PCI compliance is very complicated and open to interpretation. One of the great things about EventSentry is that it helps to be compliant and fulfills many requirements.
A nice little extra that I found while exploring this software was the responsive layout of the reporting module. In our increasingly mobile environments, it’s nice to be able to pull out your phone or tablet and be able to effectively navigate the reporting module.
Cons and room for improvement ^
I only found a few items I didn’t like about EventSentry. The first one was that you have to install an agent on each server. Although agents are small, easily deployed, and quite possibly more efficient, other monitoring software does not require them, thus making it faster to deploy.
The other inefficiency I found was that the reporting module was web based and the management console was a fat client. The interface was also clunky and difficult to navigate using your keyboard.
Response from NETIKUS ^
Upon completion of my trial for EventSentry, I decided to give some feedback to NETIKUS by taking their survey. I mentioned the same thoughts I put in this article, and I got a response very quickly. So I will have to add this as a “pro” for this company: quick and helpful feedback from the founder! Here’s what Ingmar Koecher had to say:
We currently use a hybrid approach for agent-based and agent-less monitoring. Windows machines are only monitored with agents, and unfortunately we don’t currently have plans to move to an agent-less architecture. Real-time log monitoring is a key component of EventSentry, something that is just not possible without agents (even if you read otherwise on the Internet). Developing agents is certainly more involved and sometimes a bit more difficult to deploy, but it is in, in our opinion, a far more reliable and efficient way to collect and store information (again, this applies mostly to collecting event log, log, and performance data).
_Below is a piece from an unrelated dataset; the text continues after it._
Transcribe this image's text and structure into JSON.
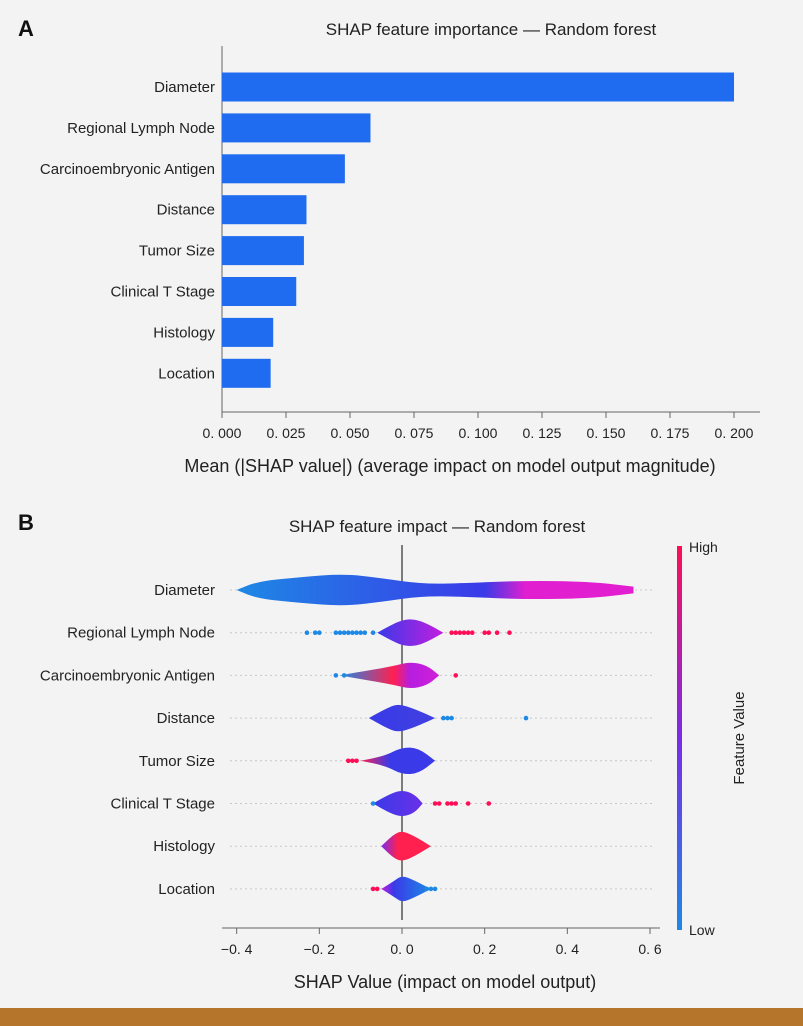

Have you had any difficult deploying the agents? Non–Windows machines are currently monitored using Syslog as well as SNMP, in which case no agents are being used.
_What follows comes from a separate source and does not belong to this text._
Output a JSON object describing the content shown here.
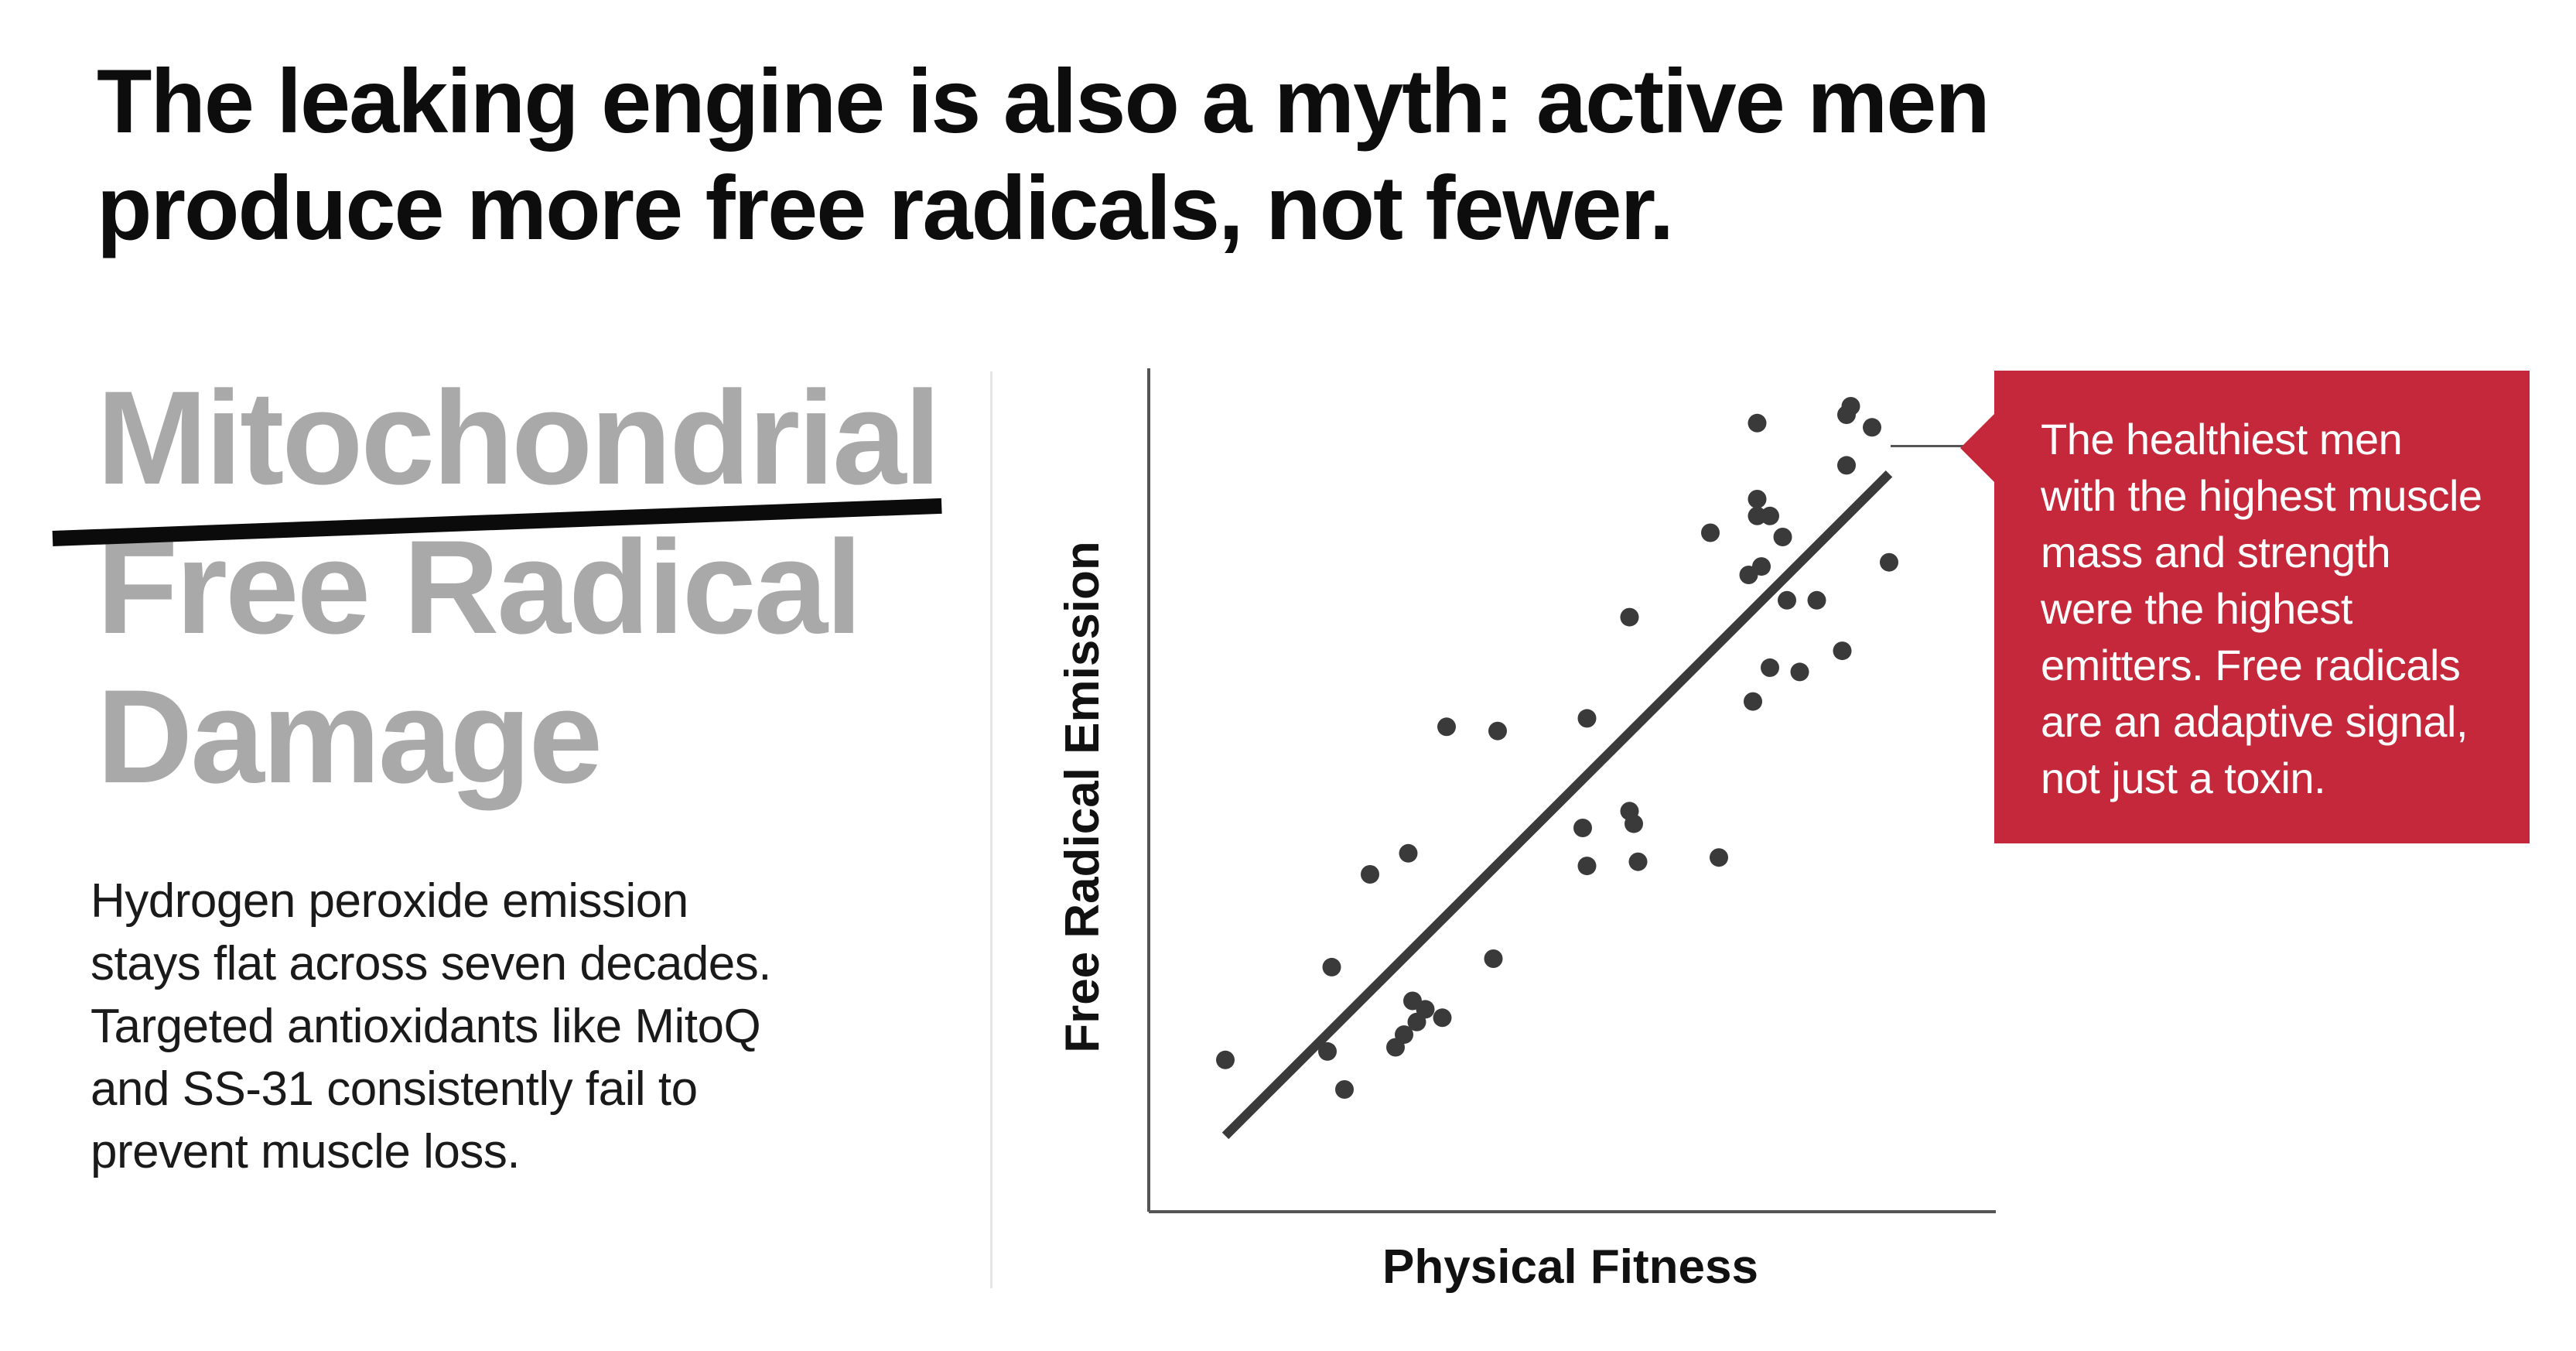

We are considering a web-based management console, although there are no concrete plans yet. The management console is a native Windows app since it performs a variety of actions (e.g. built-in event viewer and agent deployment) that require direct access to Windows. In the distant future, we plan to add the ability to configure some parts of EventSentry using a web-based interface, especially for managing the filter rules.
Overall, I really enjoyed trying this software out. Given the risk-free 60-day trial, free support during that time, and easy installation, I would encourage anyone looking for an outstanding monitoring solution to give EventSentry a try. Thanks for reading!